Analysis: Global fuel prices jump as Asia, U.S. to rev up demand in 2Q

SINGAPORE/NEW YORK/LONDON (Reuters)—Global oil and fuel prices are picking up as demand returns to pre-pandemic levels amid easing coronavirus lockdowns in key countries like China and India and signs of increasing road travel in several countries.

Gasoline prices in Asia, Europe and the United States all scaled 1-yr highs this week, while benchmark global crude oil Brent futures topped $60/bbl for the first time in a year.

The firmer prices are welcome news after the oil sector suffered its worst ever demand contraction in 2020, encouraging traders to drain brimming storage tanks to ease a supply glut.

There are, however, questions over how quickly refiners with idled capacity can respond to increased demand. Analysts say the recovery pace will vary by region and fuel type, and that jet fuel demand will remain the weakest performer until more international air travel resumes.

In its latest outlook, the Organization of the Petroleum Exporting Countries (OPEC) noted that current oil demand levels were still “lagging” prior forecasts—an observation that knocked prices—but are expected to pick up in the second half of 2021.

The International Energy Agency (IEA), in a separate forecast, said it expected demand to rise strongly later this year.

Asia first. Asia-Pacific gasoline demand is expected to recover to 2019 levels by the end of 1Q, following the region’s return to pre-COVID gasoil consumption levels in late 2020, said Max van der Velden, principal analyst at Wood Mackenzie.

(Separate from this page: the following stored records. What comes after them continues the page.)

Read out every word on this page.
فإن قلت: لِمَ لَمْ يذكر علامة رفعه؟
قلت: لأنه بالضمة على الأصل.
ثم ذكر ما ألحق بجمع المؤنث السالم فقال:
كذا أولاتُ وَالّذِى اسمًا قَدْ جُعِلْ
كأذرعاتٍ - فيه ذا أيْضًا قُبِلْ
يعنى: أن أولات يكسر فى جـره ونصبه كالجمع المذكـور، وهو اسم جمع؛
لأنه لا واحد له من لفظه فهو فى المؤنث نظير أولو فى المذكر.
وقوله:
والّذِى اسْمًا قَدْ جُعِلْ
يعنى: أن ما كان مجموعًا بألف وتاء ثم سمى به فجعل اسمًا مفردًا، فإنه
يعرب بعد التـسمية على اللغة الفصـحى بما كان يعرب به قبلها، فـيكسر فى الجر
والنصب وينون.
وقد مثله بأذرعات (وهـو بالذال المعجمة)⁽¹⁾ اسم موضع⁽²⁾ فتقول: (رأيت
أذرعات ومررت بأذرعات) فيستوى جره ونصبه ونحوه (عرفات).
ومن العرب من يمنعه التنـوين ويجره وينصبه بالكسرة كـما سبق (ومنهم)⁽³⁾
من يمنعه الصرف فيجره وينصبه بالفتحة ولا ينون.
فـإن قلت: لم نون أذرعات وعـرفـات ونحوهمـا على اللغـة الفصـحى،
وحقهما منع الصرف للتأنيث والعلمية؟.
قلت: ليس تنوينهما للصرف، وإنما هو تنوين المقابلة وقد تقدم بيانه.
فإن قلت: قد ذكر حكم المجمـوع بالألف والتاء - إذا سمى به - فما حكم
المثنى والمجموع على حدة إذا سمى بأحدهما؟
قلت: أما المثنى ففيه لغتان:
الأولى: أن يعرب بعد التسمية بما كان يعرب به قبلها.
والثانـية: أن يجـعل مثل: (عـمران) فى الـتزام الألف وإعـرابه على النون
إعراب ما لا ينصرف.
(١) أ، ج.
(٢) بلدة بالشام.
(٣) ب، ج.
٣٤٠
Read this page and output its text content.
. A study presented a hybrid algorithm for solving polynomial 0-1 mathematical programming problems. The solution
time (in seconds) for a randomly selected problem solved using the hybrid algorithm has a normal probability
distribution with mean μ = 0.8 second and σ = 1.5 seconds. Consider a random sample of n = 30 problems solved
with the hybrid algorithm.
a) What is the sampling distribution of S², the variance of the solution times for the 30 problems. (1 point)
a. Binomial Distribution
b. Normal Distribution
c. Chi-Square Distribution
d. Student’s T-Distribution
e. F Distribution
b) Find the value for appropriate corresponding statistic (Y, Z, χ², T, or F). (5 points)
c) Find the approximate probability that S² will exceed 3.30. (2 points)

“This is primarily driven by China which has managed the pandemic very well,” van der Velden said. “We forecast the impact of renewed Chinese lockdown measures that restrict mobility to be short-lived.” An accelerating shift from public transport to personal cars is also bullish for China’s gasoline demand, he said.

Recovering industrial activity in India—the second largest net oil importer behind China—has also tightened supplies of diesel, or gasoil, across Asia, which is usually a net exporter of the fuel.

With Asian refiners scheduled to curb output for annual facility maintenance in 2Q, Asia’s gasoil surplus could narrow to around 300,000 bpd in April–May from 500,000 bpd in 1Q, FGE analyst Sandy Kwa said.

Asia’s gasoline demand is expected to increase by 400,000 bpd in February from January, Kwa added, noting that the expansion over the same period in 2019 was closer to 600,000 bpd. Higher diesel demand in Europe may also soak up excess Asian supplies, Kwa added.

U.S. summer driving season. U.S. gasoline prices for May, when the peak driving season typically gets underway, have climbed 16% so far this year, putting them above corresponding levels in 2020 and 2019 on improving demand and constrained supply.

U.S. gasoline output has partially recovered from the lows of the pandemic, but was still down 11% on the year in January, while stocks were roughly 3.2% lower, according to American Petroleum Institute data.

That lower level of output and stocks means refiners and traders may be caught “flatfooted” if demand surges, said John Kilduff, partner at Again Capital in New York.

Wood Mackenzie analyst Paula Jara said U.S. gasoline demand will reach 8.83 MMbpd this year. That’s about 800,000 bpd above 2020 levels but still around 500,000 bpd below 2019 levels.

Truck traffic held up better than passenger car travel thanks to increased deliveries of food, goods and protective equipment. As a result, demand for diesel fell by only 340,000 bpd versus 2019, Jara said.

For 2021, total U.S. diesel use is expected to be 3.5% above 2020’s levels, but around 3% below 2019’s total, she added.

Europe. In Europe, renewed lockdowns and a low rate of vaccinations might quash fuel demand in the coming weeks, but better weather and eased travel restrictions in the spring will likely boost fuel demand by June, analysts said.

European refining margins are still lower than a year ago, but rising prices and narrowing price spreads between gasoil futures delivery months indicates a tightening market, analysts said.

The six-month diesel contango reached $1 a tonne ($1/metric t) on February 5, its narrowest in almost a year, Refinitiv data showed.

European gasoline and diesel demand to rise by some 900,000 bpd to 8.3 MMbpd by June, according to Rystad Energy.

“We are forecasting economic growth and a recovery in mobility associated with lockdowns easing from a combination of better weather and vaccination programs (through June), which increases global gasoline demand by more than 2 MMbpd over that period,” said Alan Gelder at Wood Mackenzie.